Agatha and Sophie are sent back to the School for Good and Evil when Sophie makes a wish for a different happy ending. However, because Agatha chose Sophie instead of her prince, the school is no longer how they knew it. Instead of good vs. evil, it is now boys vs. girls as the girls have decided that they no longer need princes, and the princes are forced to live in the forest instead of the school. The girls can now dress as they want and are taught how to be strong and self-sufficient, but also are taught that all men are evil. Agatha still longs for Tedros and to return things to normal, but realizes that she will have to choose between Tedros and Sophie again. Agatha needs to write “the end” on a new ending to get things back to normal, but first she has to decide what she truly wants.

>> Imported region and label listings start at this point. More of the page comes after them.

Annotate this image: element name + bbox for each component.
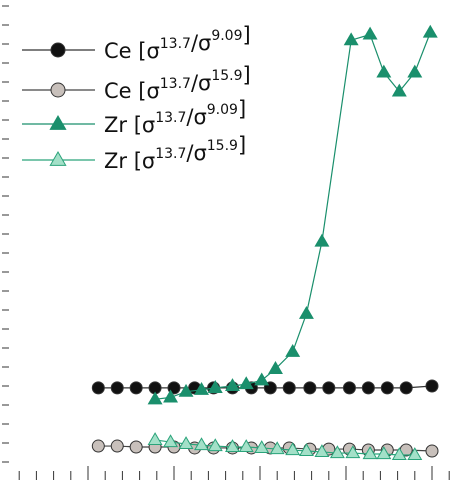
marker bbox=[178, 436, 194, 450]
marker bbox=[298, 443, 314, 457]
marker bbox=[303, 381, 317, 395]
marker bbox=[50, 42, 66, 58]
marker bbox=[314, 233, 330, 247]
marker bbox=[269, 441, 285, 455]
marker bbox=[422, 24, 438, 38]
marker bbox=[194, 437, 209, 451]
marker bbox=[91, 439, 105, 453]
marker bbox=[345, 445, 361, 459]
marker bbox=[178, 383, 194, 397]
marker bbox=[391, 447, 407, 461]
marker bbox=[425, 444, 439, 458]
marker bbox=[225, 378, 240, 392]
marker bbox=[285, 442, 301, 456]
legend-label: Ce [σ13.7/σ15.9] bbox=[104, 63, 251, 103]
legend-label: Ce [σ13.7/σ9.09] bbox=[104, 23, 251, 63]
marker bbox=[376, 64, 392, 78]
marker bbox=[238, 376, 254, 390]
marker bbox=[407, 447, 423, 461]
marker bbox=[407, 64, 423, 78]
marker bbox=[50, 82, 66, 98]
marker bbox=[298, 305, 314, 319]
marker bbox=[329, 445, 345, 459]
marker bbox=[129, 381, 143, 395]
marker bbox=[207, 380, 223, 393]
legend-label: Zr [σ13.7/σ15.9] bbox=[104, 133, 246, 173]
marker bbox=[129, 440, 143, 454]
marker bbox=[268, 361, 283, 374]
marker bbox=[147, 391, 163, 405]
marker bbox=[343, 32, 359, 46]
marker bbox=[362, 446, 378, 460]
marker bbox=[254, 440, 270, 453]
marker bbox=[225, 439, 240, 453]
marker bbox=[91, 381, 105, 395]
marker bbox=[49, 151, 67, 166]
marker bbox=[322, 381, 336, 395]
marker bbox=[49, 115, 67, 130]
marker bbox=[399, 381, 413, 395]
marker bbox=[254, 372, 270, 386]
marker bbox=[380, 381, 394, 395]
marker bbox=[342, 381, 356, 395]
marker bbox=[282, 381, 296, 395]
marker bbox=[362, 26, 378, 40]
marker bbox=[163, 434, 179, 448]
marker bbox=[391, 83, 407, 97]
marker bbox=[194, 381, 209, 395]
marker bbox=[361, 381, 375, 395]
marker bbox=[285, 343, 301, 357]
marker bbox=[207, 438, 223, 452]
marker bbox=[147, 432, 163, 446]
marker bbox=[425, 379, 439, 393]
marker bbox=[110, 381, 124, 395]
marker bbox=[110, 439, 124, 453]
marker bbox=[163, 389, 179, 403]
marker bbox=[376, 446, 392, 460]
legend-label: Zr [σ13.7/σ9.09] bbox=[104, 97, 246, 137]
marker bbox=[238, 439, 254, 453]
marker bbox=[314, 444, 330, 457]
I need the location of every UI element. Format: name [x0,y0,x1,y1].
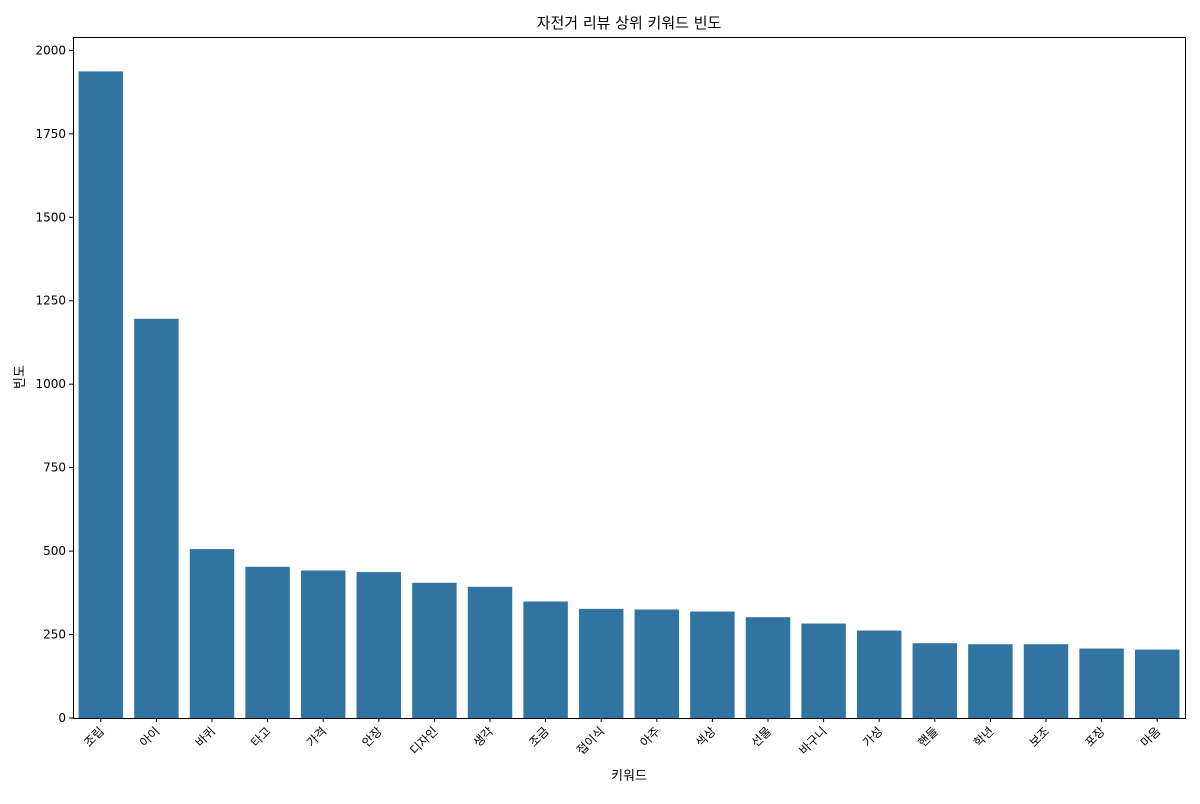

The book’s messages about gender are confusing. Although there are some positive messages (dressing how girls want or wearing makeup because they like it and not to attract boys), characters who do that are sometimes shown as being silly. Worse, being put with the more extreme ideas could make those positive ideas seem negative or far-fetched as well. One of the major plot issues is that it seems that a girl cannot have a boyfriend and a best friend at the same time. Gender identity is also at question, with people of the same gender kissing, although it is unclear whether those kisses are romantic or otherwise, and what the book is trying to say about them is muddled. The book series continued to have strong characters, particularly in Sophie, who is someone that most readers are likely to love and hate at the same time, although her continued insistence that she is “good” goes on for a long time and seems to simply repeat the struggle of the first book. The book has intriguing ideas about fairy tales, but the messages of the book are too confusing and contradictory to carry the book.